Optical Coherence Tomography Reveals Self-Organizing Di-Fork Architecture of Mice Cutaneous Scars

Scientific studies report crucial impacts of biomechanical effectors to modulate wound healing either by scarring or regeneration. Further, the biological decision to predominantly favor the former is still cryptic. Real-time visualization of biomechanical manifestations in situ in scarring is hence necessary. Endorsed by nanostructural testing, synthetic phantom analysis, and computational simulations, we found strong mechanobiological correlates for Swept Source Optical Coherence Tomography (SS-OCT) speckles in mice cutaneous repair (full-thickness) up to 10 months. The theoretical basis of the optomechanics to provide insights into scar form-factor and evolution is proposed. Optomechanical changes have been considered as the resultant of intrinsic (e.g. fiber elastic modulus) and gross tissue mechanics (extracellular matrix (ECM)) in maturing scars. Non-invasive optomechanics supported with microscopic findings reveal scar’s cross-sectional self-organizing di-fork architecture. Dual-compartment heterogeneity of di-fork exhibits stress-evading features with a dichotomy in inhabitant cellular stress-fiber distributions. This differential interactivity of scar with adjoining tissues reflects its architectural intelligence to compensate tissue loss (hypodermis/muscle) by assembling into a di-fork.
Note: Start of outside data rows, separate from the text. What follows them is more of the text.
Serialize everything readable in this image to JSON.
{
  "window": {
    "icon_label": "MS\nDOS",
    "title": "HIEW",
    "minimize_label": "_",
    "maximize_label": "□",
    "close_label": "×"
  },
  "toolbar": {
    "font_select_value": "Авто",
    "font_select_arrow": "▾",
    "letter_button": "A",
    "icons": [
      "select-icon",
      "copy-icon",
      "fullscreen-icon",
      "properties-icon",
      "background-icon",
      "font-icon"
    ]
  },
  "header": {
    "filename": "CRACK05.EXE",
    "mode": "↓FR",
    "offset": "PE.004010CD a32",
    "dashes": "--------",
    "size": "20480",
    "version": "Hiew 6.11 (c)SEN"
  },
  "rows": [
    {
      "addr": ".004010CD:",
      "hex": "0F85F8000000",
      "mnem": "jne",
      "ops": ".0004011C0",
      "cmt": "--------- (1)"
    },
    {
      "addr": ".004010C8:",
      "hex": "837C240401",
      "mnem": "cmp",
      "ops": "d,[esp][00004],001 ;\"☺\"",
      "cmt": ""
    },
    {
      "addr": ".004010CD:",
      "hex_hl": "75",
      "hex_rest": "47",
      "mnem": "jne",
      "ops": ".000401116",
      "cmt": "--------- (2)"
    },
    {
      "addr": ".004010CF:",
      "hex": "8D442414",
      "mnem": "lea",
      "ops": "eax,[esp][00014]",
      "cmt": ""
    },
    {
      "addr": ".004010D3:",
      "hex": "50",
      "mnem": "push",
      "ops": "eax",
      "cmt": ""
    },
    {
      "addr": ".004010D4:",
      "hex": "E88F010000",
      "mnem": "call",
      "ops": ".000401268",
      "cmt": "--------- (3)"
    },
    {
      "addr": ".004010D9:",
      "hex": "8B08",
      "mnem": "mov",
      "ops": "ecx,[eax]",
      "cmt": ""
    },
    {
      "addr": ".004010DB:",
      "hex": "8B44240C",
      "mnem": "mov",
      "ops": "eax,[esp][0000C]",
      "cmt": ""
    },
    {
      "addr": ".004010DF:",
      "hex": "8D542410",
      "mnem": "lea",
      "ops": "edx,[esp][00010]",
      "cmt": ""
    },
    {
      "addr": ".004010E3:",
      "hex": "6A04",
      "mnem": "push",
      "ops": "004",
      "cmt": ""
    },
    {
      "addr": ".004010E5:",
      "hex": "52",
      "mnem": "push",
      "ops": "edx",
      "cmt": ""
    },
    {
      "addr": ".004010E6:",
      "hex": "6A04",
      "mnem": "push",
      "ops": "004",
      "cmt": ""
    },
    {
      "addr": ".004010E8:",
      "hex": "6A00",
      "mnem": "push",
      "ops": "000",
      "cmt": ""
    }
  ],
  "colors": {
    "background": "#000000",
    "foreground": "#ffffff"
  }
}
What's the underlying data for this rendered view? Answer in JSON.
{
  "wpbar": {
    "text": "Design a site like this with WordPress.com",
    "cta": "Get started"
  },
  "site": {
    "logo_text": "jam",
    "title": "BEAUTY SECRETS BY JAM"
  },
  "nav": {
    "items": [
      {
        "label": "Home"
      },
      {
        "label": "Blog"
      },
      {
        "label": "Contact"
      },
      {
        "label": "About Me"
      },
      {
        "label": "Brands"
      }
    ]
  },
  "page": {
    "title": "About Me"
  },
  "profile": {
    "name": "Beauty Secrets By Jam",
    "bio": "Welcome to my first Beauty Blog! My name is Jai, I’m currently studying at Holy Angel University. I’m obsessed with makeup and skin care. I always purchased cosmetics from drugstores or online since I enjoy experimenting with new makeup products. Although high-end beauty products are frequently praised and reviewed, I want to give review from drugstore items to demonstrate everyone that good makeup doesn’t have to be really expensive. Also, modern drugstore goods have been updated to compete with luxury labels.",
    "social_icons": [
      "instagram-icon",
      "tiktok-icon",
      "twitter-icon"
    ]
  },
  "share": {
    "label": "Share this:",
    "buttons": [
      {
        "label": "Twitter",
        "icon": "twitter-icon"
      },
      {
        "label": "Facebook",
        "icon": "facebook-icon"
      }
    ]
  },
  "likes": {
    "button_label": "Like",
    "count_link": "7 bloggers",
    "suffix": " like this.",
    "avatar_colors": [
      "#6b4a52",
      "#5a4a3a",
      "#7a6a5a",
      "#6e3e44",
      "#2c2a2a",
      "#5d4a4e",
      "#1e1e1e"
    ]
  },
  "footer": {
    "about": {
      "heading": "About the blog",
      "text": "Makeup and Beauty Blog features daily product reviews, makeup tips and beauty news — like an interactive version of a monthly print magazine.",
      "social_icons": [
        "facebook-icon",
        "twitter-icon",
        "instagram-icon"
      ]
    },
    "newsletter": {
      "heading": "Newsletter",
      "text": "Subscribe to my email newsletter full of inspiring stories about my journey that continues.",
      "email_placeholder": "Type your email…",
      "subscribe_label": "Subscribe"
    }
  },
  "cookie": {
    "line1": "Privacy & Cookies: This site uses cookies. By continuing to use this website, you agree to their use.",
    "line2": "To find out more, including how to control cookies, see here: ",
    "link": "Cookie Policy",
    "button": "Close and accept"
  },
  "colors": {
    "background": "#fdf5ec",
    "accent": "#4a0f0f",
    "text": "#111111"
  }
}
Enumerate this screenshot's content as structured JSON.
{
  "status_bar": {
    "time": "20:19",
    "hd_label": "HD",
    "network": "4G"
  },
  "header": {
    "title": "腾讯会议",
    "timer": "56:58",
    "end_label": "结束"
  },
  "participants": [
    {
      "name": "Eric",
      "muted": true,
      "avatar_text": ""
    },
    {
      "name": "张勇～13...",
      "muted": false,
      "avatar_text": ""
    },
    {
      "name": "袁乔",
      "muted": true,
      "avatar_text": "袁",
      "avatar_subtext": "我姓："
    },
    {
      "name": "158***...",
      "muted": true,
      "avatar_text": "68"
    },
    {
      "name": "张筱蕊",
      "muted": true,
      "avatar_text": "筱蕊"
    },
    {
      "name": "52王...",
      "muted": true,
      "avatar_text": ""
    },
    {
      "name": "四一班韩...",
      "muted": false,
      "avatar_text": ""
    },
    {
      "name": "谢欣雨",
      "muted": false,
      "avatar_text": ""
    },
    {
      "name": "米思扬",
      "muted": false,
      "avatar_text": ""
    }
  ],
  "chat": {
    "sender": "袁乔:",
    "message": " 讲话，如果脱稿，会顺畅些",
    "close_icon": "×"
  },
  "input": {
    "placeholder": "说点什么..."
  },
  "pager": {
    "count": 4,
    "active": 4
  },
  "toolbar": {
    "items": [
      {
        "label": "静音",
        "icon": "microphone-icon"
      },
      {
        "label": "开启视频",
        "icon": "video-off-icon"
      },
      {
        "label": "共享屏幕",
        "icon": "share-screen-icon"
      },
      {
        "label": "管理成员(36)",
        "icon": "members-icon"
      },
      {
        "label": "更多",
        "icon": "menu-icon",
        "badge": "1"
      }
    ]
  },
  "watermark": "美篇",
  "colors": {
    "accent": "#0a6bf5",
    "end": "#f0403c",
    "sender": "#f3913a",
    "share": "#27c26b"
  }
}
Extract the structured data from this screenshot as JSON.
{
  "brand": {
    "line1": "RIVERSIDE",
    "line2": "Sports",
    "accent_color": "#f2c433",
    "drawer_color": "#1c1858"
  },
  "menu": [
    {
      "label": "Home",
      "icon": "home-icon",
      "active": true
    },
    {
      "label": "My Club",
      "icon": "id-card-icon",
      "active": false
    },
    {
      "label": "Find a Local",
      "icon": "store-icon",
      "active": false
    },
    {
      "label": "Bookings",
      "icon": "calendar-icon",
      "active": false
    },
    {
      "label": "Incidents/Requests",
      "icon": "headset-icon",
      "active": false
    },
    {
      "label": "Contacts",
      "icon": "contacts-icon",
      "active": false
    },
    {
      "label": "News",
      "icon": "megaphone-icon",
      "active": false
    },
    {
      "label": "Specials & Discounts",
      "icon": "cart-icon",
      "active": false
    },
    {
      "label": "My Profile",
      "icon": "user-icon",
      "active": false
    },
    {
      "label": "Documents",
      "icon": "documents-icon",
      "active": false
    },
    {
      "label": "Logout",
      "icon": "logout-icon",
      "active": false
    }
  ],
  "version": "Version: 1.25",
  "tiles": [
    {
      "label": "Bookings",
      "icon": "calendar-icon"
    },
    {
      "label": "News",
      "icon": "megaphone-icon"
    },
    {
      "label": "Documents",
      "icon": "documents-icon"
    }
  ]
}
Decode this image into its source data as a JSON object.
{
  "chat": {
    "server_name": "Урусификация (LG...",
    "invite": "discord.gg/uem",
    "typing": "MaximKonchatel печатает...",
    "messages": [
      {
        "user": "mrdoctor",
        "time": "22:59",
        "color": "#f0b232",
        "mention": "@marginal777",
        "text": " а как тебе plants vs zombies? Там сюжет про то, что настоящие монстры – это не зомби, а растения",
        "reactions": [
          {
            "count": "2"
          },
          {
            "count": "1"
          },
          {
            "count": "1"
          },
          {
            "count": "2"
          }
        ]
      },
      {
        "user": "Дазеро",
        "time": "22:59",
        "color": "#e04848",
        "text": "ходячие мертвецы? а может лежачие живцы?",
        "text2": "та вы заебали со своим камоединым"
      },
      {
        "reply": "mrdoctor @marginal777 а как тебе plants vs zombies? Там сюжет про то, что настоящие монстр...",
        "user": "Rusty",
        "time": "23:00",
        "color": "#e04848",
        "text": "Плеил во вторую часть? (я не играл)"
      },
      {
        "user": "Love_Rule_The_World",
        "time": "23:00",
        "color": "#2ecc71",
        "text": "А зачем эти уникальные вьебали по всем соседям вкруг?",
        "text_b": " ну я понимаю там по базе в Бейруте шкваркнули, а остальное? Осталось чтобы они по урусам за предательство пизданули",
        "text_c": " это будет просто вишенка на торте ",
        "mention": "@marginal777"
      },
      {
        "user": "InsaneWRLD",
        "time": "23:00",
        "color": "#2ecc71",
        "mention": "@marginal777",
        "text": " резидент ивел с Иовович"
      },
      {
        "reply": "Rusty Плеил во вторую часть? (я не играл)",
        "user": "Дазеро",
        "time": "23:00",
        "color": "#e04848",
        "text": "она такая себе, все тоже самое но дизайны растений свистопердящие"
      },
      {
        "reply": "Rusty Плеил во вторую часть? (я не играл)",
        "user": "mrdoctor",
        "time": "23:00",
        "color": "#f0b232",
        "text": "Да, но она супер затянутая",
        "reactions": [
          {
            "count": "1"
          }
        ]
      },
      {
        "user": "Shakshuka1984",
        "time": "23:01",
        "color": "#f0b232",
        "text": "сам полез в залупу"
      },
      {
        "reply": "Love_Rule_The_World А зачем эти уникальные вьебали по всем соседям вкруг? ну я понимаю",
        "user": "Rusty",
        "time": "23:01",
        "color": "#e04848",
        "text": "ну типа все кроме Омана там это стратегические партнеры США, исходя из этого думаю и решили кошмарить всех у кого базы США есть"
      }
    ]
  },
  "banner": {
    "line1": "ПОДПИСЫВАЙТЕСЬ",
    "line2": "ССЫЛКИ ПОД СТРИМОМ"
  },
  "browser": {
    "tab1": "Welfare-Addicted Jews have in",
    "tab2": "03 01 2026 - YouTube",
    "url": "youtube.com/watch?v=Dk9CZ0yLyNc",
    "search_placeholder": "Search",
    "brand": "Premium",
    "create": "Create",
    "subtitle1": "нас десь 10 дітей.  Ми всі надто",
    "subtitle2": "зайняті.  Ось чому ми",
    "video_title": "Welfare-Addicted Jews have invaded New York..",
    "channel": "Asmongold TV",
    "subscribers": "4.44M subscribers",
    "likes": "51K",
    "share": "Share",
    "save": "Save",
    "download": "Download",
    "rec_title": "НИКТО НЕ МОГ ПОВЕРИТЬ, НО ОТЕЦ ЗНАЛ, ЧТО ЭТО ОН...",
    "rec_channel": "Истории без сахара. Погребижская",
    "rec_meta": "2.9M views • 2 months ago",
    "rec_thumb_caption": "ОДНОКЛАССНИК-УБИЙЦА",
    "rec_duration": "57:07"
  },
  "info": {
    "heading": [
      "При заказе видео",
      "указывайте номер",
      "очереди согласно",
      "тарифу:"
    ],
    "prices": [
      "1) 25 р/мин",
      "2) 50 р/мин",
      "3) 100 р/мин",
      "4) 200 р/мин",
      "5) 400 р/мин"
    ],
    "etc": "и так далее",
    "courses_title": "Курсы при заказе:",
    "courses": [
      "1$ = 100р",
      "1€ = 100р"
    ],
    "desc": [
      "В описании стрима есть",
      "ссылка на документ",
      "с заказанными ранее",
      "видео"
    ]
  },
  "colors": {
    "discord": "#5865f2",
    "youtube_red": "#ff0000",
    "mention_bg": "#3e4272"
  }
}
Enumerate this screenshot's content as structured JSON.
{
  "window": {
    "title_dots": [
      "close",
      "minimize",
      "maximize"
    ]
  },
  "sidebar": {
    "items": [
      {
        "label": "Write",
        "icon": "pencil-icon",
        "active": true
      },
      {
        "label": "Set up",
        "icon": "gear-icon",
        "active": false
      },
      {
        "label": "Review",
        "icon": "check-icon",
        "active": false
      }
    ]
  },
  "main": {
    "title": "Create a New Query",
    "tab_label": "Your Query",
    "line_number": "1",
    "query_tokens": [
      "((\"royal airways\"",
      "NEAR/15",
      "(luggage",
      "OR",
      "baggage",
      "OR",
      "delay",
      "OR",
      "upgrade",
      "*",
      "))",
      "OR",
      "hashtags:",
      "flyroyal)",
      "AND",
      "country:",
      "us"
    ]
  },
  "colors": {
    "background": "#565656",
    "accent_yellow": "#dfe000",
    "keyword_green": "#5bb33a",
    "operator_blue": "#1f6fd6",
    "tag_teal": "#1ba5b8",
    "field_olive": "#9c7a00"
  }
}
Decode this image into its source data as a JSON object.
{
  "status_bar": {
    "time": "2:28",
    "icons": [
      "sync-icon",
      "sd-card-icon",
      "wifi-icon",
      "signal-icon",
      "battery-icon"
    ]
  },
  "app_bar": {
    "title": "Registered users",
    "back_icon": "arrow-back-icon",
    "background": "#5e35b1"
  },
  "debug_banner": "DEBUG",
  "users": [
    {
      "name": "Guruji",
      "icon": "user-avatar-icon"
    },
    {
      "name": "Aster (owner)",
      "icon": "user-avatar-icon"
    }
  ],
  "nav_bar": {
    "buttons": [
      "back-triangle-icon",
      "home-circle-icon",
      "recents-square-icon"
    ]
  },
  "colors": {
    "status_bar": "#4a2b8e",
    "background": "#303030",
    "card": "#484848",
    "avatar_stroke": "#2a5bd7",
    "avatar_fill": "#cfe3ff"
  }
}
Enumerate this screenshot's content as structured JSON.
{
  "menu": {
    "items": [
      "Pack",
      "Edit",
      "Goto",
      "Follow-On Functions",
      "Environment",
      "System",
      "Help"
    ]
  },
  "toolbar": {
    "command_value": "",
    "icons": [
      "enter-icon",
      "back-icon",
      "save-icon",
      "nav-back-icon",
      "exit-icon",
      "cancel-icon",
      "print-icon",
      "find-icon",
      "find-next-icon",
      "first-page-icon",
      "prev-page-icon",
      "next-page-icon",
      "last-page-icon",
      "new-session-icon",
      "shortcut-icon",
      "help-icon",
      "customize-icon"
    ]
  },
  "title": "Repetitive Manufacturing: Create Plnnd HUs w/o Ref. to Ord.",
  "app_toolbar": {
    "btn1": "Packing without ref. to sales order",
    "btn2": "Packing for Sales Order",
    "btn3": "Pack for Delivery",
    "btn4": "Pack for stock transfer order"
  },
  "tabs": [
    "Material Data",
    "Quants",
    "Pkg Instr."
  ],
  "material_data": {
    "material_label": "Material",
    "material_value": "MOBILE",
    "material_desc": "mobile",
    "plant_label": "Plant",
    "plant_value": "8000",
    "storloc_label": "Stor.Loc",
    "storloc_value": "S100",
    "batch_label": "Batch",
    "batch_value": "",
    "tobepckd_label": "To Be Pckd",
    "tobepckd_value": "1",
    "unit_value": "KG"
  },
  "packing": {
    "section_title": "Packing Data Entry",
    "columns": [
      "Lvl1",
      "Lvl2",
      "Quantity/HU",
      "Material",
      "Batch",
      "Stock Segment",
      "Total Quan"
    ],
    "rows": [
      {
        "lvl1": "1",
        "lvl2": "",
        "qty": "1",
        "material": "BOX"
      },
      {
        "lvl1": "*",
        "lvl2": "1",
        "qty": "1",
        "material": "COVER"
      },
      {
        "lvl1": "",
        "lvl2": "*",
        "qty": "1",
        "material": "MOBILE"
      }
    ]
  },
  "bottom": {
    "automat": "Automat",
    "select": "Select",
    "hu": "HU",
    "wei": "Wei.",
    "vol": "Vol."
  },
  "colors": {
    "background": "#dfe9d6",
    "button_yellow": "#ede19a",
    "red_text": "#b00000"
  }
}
Gradual establishment of baseline shifted lasting mechanobiological steady-state, later in scarring, expose scar as an alternate stable state within the skin.Significance StatementWound repair in mammals, predominantly culminates into function compromising scar that is occasionally fatal in vital organs. How the biological system often adopts scarring over a restorative regeneration is yet a conundrum. Wound and ambient mechanics play a pivotal role in deciding the healing fate. SS-OCT is hence demonstrated here as a non-invasive window to such mechanical manifestations during skin wound healing. This exposed gradual emergence of temporally maintained and stress-resilient di-fork architecture of the scar with differential neighborhood interfaces. Accommodation of such an alternate self-organizing steady-state of scar sheds light on its sustenance and paradoxical selection.